06 mars 2015

#65

Déjà c'est la semaine de la reprise, elle se finit, tu es sur les rotules, rapport que tu as un petit souci pour remettre ton dodo à l'endroit et que tes élèves ont une pêche d'enfer.
C'est le moment où LaPatate t'annonce, non pas les poux, NON PAS LES POUX, ouf non, que ses chaussures de sport sont trop petites et que si ça continue comme ça il va se transformer en fillette chinoise - non là c'est moi qui extrapole, mais ça revient au même vu le niveau de chouigne.
J'aurais du m'en douter, ce sont celles de l'année dernière, il m'avait dit en septembre qu'elles étaient encore impec et bien à sa pointure, donc fallait s'y attendre, ses pieds ont fini par gagner.
Alors le vendredi je finis à 11h30 mais en vrai je termine plutôt vers 16h30/17h00 car je n'ai toujours pas trouvé les petits lutins qui font le boulot à ma place.
Aujourd'hui j'ai réussi à finir à 15h30 parce que je suis trop forte, ahaha.
Et donc, au lieu de rentrer m'écrouler dans mon canaprout, pour savourer avec un peu d'avance mon week end, et me baigner dans la satisfaction de savoir ma semaine de boulot toute préparée, bah non.

Mission Decathlon.

Youpi.

Avec LaPatate, qui après la cantoche a déboulé dans ma classe et a siesté dans le canapé de ma bibli, non mais la vie trop dure qu'il a lui...

Donc, un train, un bus, et nous voilà au centre commercial, et là moi je dis non.

NON.

Parce que tu vois je suis fatiguée, je fais l'effort de me fader les transports en commun, je tente d'être une mère pas trop pourrite, et de prendre en considération les demandes légitimes de mon gamin en matière de pompes de sport, alors bizarrement, hein, je reconnais, je suis un peu chiante, mais bizarrement, donc, j'apprécierais qu'on ne cire pas à outrance les sols du centre commercial.
Alors oui ça fait beau et propre, ça brille, ce petit côté bourgeois bien entretenu ce n'est pas insupportable, mais en fait si.
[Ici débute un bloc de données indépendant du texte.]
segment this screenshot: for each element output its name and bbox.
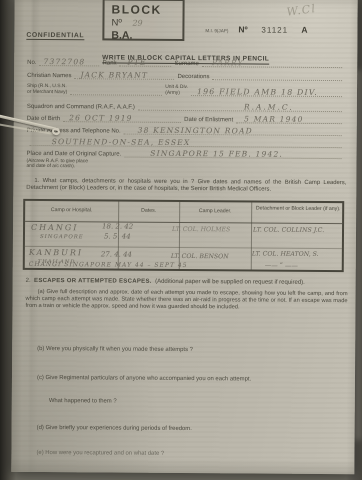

Parce que limite ça glisse. Non en fait ça glisse pas, juste ça n'adhère pas correctement. C'est vicieux quoi.
Et tu t'enfiles des kilomètres d'allées bien éclairées et toutes brillantes  en retenant chacun de tes pas, oh pas de beaucoup, mais suffisamment en tous cas pour t'épuiser mollets et cuissots.
Comme de marcher sur du sable avec des tongs, un peu.

Mon fils a des nouvelles baskets pour le sport, et des nouvelles baskets pour la ville aussi, mais moi je n'ai plus de jambes.

Traiteur jap' pour les gamins ce soir, et houmous pour moi, hors de question de rester debout une minute de plus.

Mourir.


Parce que si tu glisses, après tu habites dans des fesses qui ne sont pas les tiennes!